Soon enough, we entered the border area and headed towards the stands ( a 2km walk). The border closing ceremony is such a spectacle that both sides have small stadiums to hold the spectators. If you can say that a place that can easily accommodate 3 thousand people is a small stadium...
The stadium complex is set up so that the guests actually walk parallel to the border before finding his seat in the stands. And at this point, all that separates India from Pakistan is a small rope. Underneath the rope is a fat white obelisk, with a 1 cm-thin line exactly demarcating the border:
India/Pak. After taking a good look at the Pakistani side and the gate that separated the two countries, I headed towards the stands.
In Indian tradition (somebody told me later), there was a VIP stand and a “ladies section.” The VIP Section was for people like me: lost western-looking tourists. 12 in total that Monday afternoon. I was feeling quite lonely...
As the soldiers were getting ready, a civilian started to rev up the crowd of several thousand. He would yell
Hindustan and the Indian side would shout back
Zindabad. As the Indian side was yelling, the Pakistani side countered with
Pakistan Zindabad. Not that I'm learning any Hindi, but I had to ask somebody to not look so lost in the production.
National Geographic Snapshot StyleSoon, a group of giant soldiers (for Indian standards) began yelling inside a microphone and I honestly believe there is a six-foot height requirement for border soldiers, which in India is a sort of challenge. But with their population... (better leave soon before they decide to recruit me - mental note). They held a powerful sound for about 30 seconds and then charged towards the border gate. Soon after, other soldiers repeated the process for about 15 minutes. All the time the crowd was amazing. Men and women were patriotically screaming for India as their Pakistani counterparts did the same.
Eventually, the Indian and Pakistani soldiers closed the border: An Indian and Pakistani soldier briefly shook hands as the flags were slowly (I said sloooowly) lowered. They were lowered in such a way so that neither flag flew higher than the other. Soon thereafter, the Indian flag was properly folded, and several soldiers escorted it towards the Border Security Forces building. And then the border was fully closed - I mean they closed the gate. As the process came to an end, the spectators rushed the gate to meet the soldiers.

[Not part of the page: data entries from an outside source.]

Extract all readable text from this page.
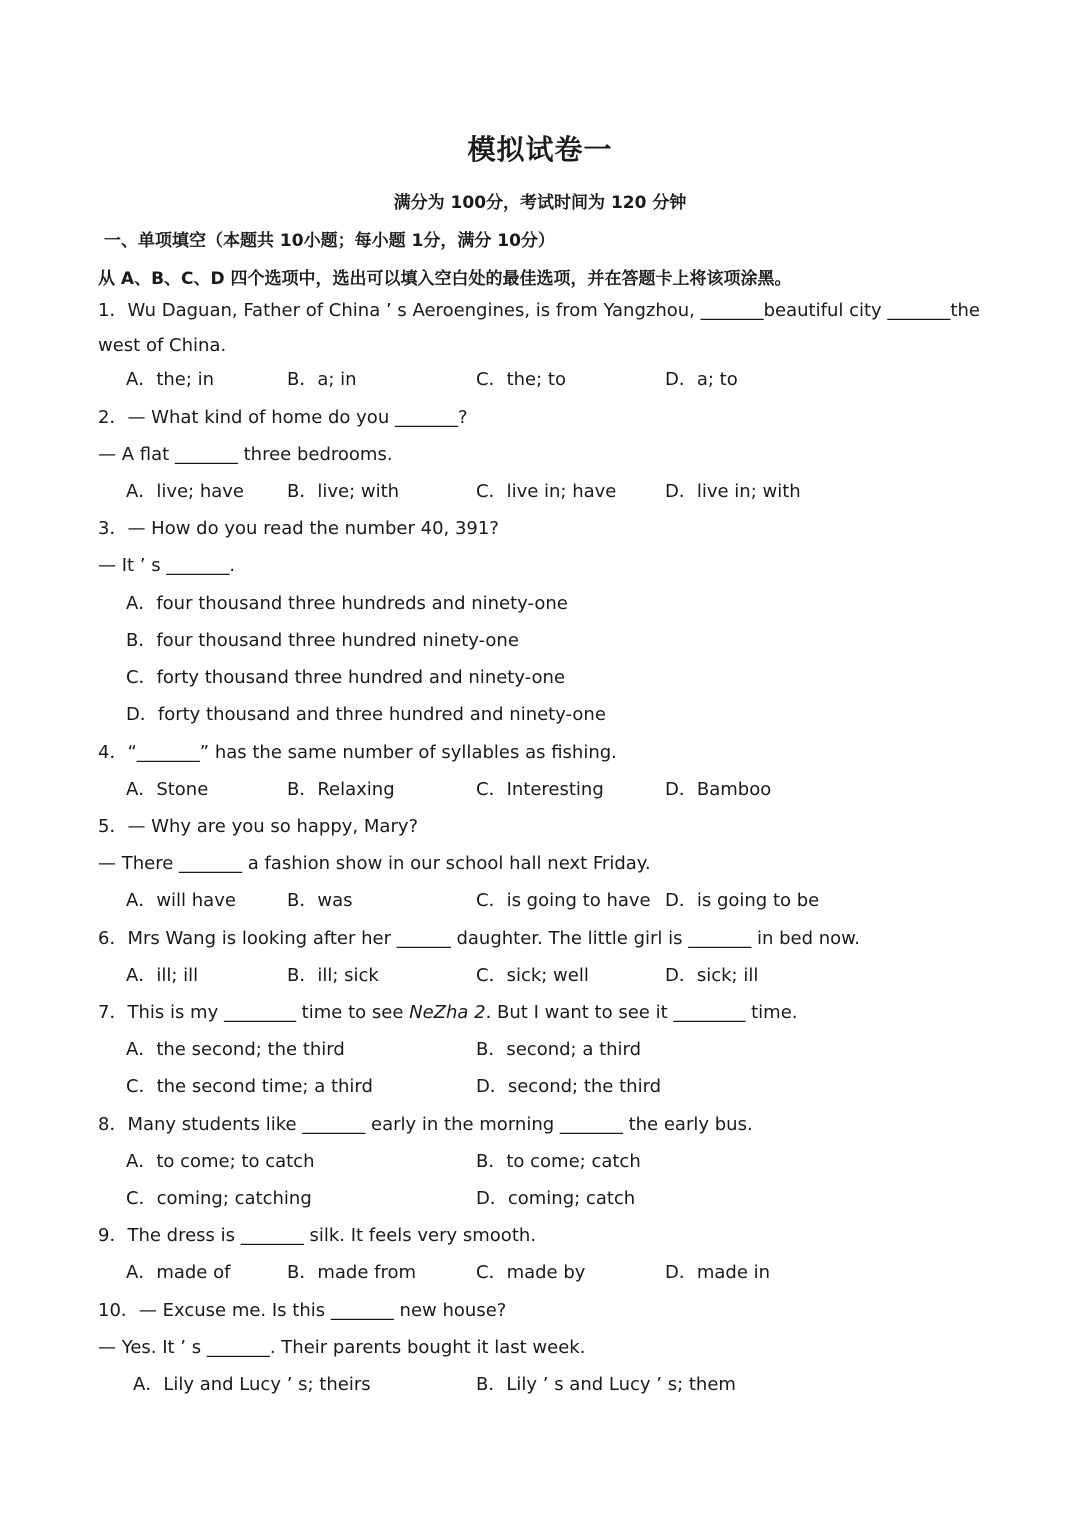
模拟试卷一
满分为 100分，考试时间为 120 分钟
一、单项填空（本题共 10小题；每小题 1分，满分 10分）
从 A、B、C、D 四个选项中，选出可以填入空白处的最佳选项，并在答题卡上将该项涂黑。
1．Wu Daguan, Father of China ’ s Aeroengines, is from Yangzhou, _______beautiful city _______the
west of China.
A．the; in	B．a; in	C．the; to	D．a; to
2．— What kind of home do you _______?
— A flat _______ three bedrooms.
A．live; have B．live; with	C．live in; have	D．live in; with
3．— How do you read the number 40, 391?
— It ’ s _______.
A．four thousand three hundreds and ninety-one
B．four thousand three hundred ninety-one
C．forty thousand three hundred and ninety-one
D．forty thousand and three hundred and ninety-one
4．“_______” has the same number of syllables as fishing.
A．Stone	B．Relaxing	C．Interesting	D．Bamboo
5．— Why are you so happy, Mary?
— There _______ a fashion show in our school hall next Friday.
A．will have	B．was	C．is going to have D．is going to be
6．Mrs Wang is looking after her ______ daughter. The little girl is _______ in bed now.
A．ill; ill	B．ill; sick	C．sick; well	D．sick; ill
7．This is my ________ time to see NeZha 2. But I want to see it ________ time.
A．the second; the third	B．second; a third
C．the second time; a third	D．second; the third
8．Many students like _______ early in the morning _______ the early bus.
A．to come; to catch	B．to come; catch
C．coming; catching	D．coming; catch
9．The dress is _______ silk. It feels very smooth.
A．made of	B．made from	C．made by	D．made in
10．— Excuse me. Is this _______ new house?
— Yes. It ’ s _______. Their parents bought it last week.
A．Lily and Lucy ’ s; theirs	B．Lily ’ s and Lucy ’ s; them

Somebody told me that no one can actually just cross the border. You have to go to Delhi, ask for a visa, board a train in Atari (like the videogame if you are old enough to remember...) and then you can cross the border, by train.
The whole ceremony takes 30 minutes. More that 3 thousand Indian tourists (and 12 lost western looking people) come everyday to see the spectacle. I wonder for how long it’s been like this [a spectacle]. Obviously, they have been closing the border for years, so I wonder when this whole scene started. When did it stop being just a formality and when did it become a big show? Was it ten years ago? Twenty years ago?
And just to remind the Pakistanis, this is the first sign you read when entering India:
Also in Urdu, just to make sure they understand.
PS. Oi Yen, stop complaining that I don't think of my international readers.